Soul boys of the western world

Mi ritrovo a sei mesi di distanza dai concerti italiani a scrivere giusto due righe per una piccola recensione su quello che è stato un grande tour. Non si può scrivere più di quanto è già stato detto, l’apoteosi del successo, la consapevolezza della grandezza, la conferma superflua di quanto sappiano sempre aggiornarsi, gli Spandau, e migliorare se possibile.
Un grande “Soul boys of the western world” tour. Acquistati e accantonati, per motivi vari, i biglietti dei concerti di Londra, ci buttiamo sulle cinque date italiane. Milano Torino Padova Firenze e Roma.
L’apertura al Forum è grandiosa, pienone, buona posizione. Peccato che il djset di Rusty Egan è sparato ad un volume troppo alto. Il telo bianco ricorda il tour di cinque anni fa, ma non scorrono immagini su di esso, nasconde solo i nostri eroi che, in un battibaleno, ci riportano l’adrenalina a mille. Grande concerto, grande partecipazione del pubblico e grande apprezzamento degli Spands che ci amano davvero tanto. La nostra bandiera lanciata sul palco senza troppa convinzione viene sventolata dai ragazzi. Viva l’Italia!
Torino è l’unica data non pienissima ma il pubblico c’è e si sente. Dj Rusty si posiziona sul palco, mette musica più carina (o forse è la stessa di Milano?) con un giusto volume e si fa apprezzare, prima del concerto. March e io ci divertiamo osservando le sue mosse. Finalmente prima fila. Riusciamo anche a parlare con Tony nel pomeriggio. Tony, sei grande! mai avremmo però immaginato che, per i saluti finali, John tira fuori dal cilindro la nostra bandiera di Milano! Salutiamo Re e torniamo a Milano, domattina sveglia presto, ci aspetta il treno per il Veneto. Purtroppo a Padova dobbiamo riprendere a faticare per la pole; non ci sono poltrone, la transenna ci aspetta. Gli anni passano, si soffre fisicamente un po’ di più tra attesa e raggiungimento della meta. Ma ce la facciamo. E Padova risulterà un’altra tappa fondamentale e molto molto partecipe. Si rispolvera anche l’ale-oo e il popopopopopopooooo (più o meno scritto giusto). Gli Spandau sono felici. Noi pure. La bandiera, gelosamente custodita da the King, torna a sventolare.

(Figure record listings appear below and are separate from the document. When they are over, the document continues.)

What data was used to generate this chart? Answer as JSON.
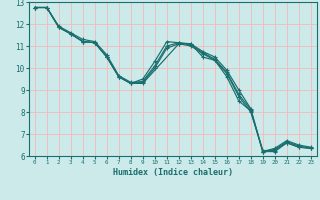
{
  "xlabel": "Humidex (Indice chaleur)",
  "bg_color": "#cceaea",
  "grid_color": "#f5b8b8",
  "line_color": "#1a6e6e",
  "xlim": [
    -0.5,
    23.5
  ],
  "ylim": [
    6,
    13
  ],
  "xticks": [
    0,
    1,
    2,
    3,
    4,
    5,
    6,
    7,
    8,
    9,
    10,
    11,
    12,
    13,
    14,
    15,
    16,
    17,
    18,
    19,
    20,
    21,
    22,
    23
  ],
  "yticks": [
    6,
    7,
    8,
    9,
    10,
    11,
    12,
    13
  ],
  "series": [
    {
      "x": [
        0,
        1,
        2,
        3,
        4,
        5,
        6,
        7,
        8,
        9,
        10,
        11,
        12,
        13,
        14,
        15,
        16,
        17,
        18,
        19,
        20,
        21,
        22,
        23
      ],
      "y": [
        12.75,
        12.75,
        11.85,
        11.55,
        11.2,
        11.15,
        10.5,
        9.6,
        9.3,
        9.5,
        10.3,
        11.2,
        11.15,
        11.1,
        10.75,
        10.5,
        9.9,
        9.0,
        8.15,
        6.2,
        6.35,
        6.7,
        6.5,
        6.4
      ]
    },
    {
      "x": [
        0,
        1,
        2,
        3,
        4,
        5,
        6,
        7,
        8,
        9,
        10,
        11,
        12,
        13,
        14,
        15,
        16,
        17,
        18,
        19,
        20,
        21,
        22,
        23
      ],
      "y": [
        12.75,
        12.75,
        11.85,
        11.55,
        11.2,
        11.15,
        10.5,
        9.6,
        9.3,
        9.4,
        10.1,
        11.0,
        11.15,
        11.05,
        10.7,
        10.4,
        9.8,
        8.8,
        8.1,
        6.2,
        6.3,
        6.65,
        6.45,
        6.35
      ]
    },
    {
      "x": [
        0,
        1,
        2,
        3,
        4,
        5,
        6,
        7,
        8,
        9,
        10,
        11,
        12,
        13,
        14,
        15,
        16,
        17,
        18,
        19,
        20,
        21,
        22,
        23
      ],
      "y": [
        12.75,
        12.75,
        11.9,
        11.6,
        11.3,
        11.2,
        10.6,
        9.65,
        9.35,
        9.35,
        10.0,
        10.9,
        11.1,
        11.0,
        10.65,
        10.35,
        9.75,
        8.7,
        8.0,
        6.25,
        6.25,
        6.6,
        6.4,
        6.35
      ]
    },
    {
      "x": [
        0,
        1,
        2,
        3,
        4,
        5,
        6,
        7,
        8,
        9,
        12,
        13,
        14,
        15,
        16,
        17,
        18,
        19,
        20,
        21,
        22,
        23
      ],
      "y": [
        12.75,
        12.75,
        11.85,
        11.55,
        11.2,
        11.15,
        10.5,
        9.6,
        9.3,
        9.3,
        11.1,
        11.1,
        10.5,
        10.35,
        9.6,
        8.5,
        8.05,
        6.2,
        6.2,
        6.6,
        6.4,
        6.35
      ]
    }
  ]
}
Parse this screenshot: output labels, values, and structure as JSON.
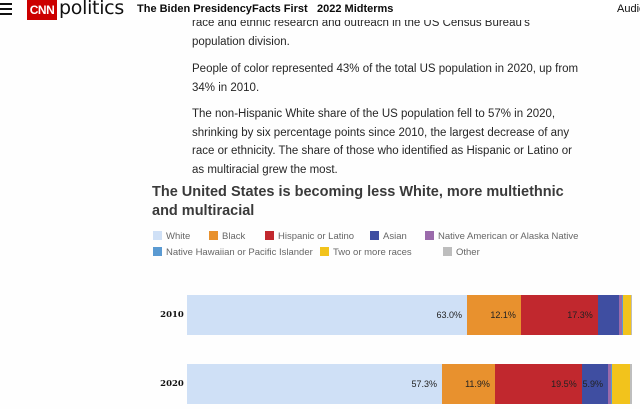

In treno ci trasferiamo a Firenze che, come sempre, si rivela la tappa più pesante. A parte il mio mal di stomaco, è faticosa la corsa per la pole. Come sempre devo ringraziare le mie compagne di avventura che corrono anche per me. Il tricolore compare sempre sul palco in occasione dei saluti finali.
Ultimo trasferimento verso Roma, verso la chiusura del tour italiano. Tanta adrenalina ma anche tanta tristezza. Si sa, il gioco è bello quando è corto ma non sono convinta che sia sempre così. Buona posizione ma la prima parte del concerto è quella che mi sono goduta di meno. Per fortuna, la security si allontana quando tutto il pubblico da le spalle al palco per seguire Tony e Gary che eseguono “Empty spaces”: noi ci attacchiamo alla transenna. Bello rivedere Manu Roberta Fabiola Gema. Il pubblico canta ininterrottamente con gli Spandau.Il tricolore c’è sempre.
Il tour prosegue in Europa, noi ci fermiamo ma è stato bello, bellissimo.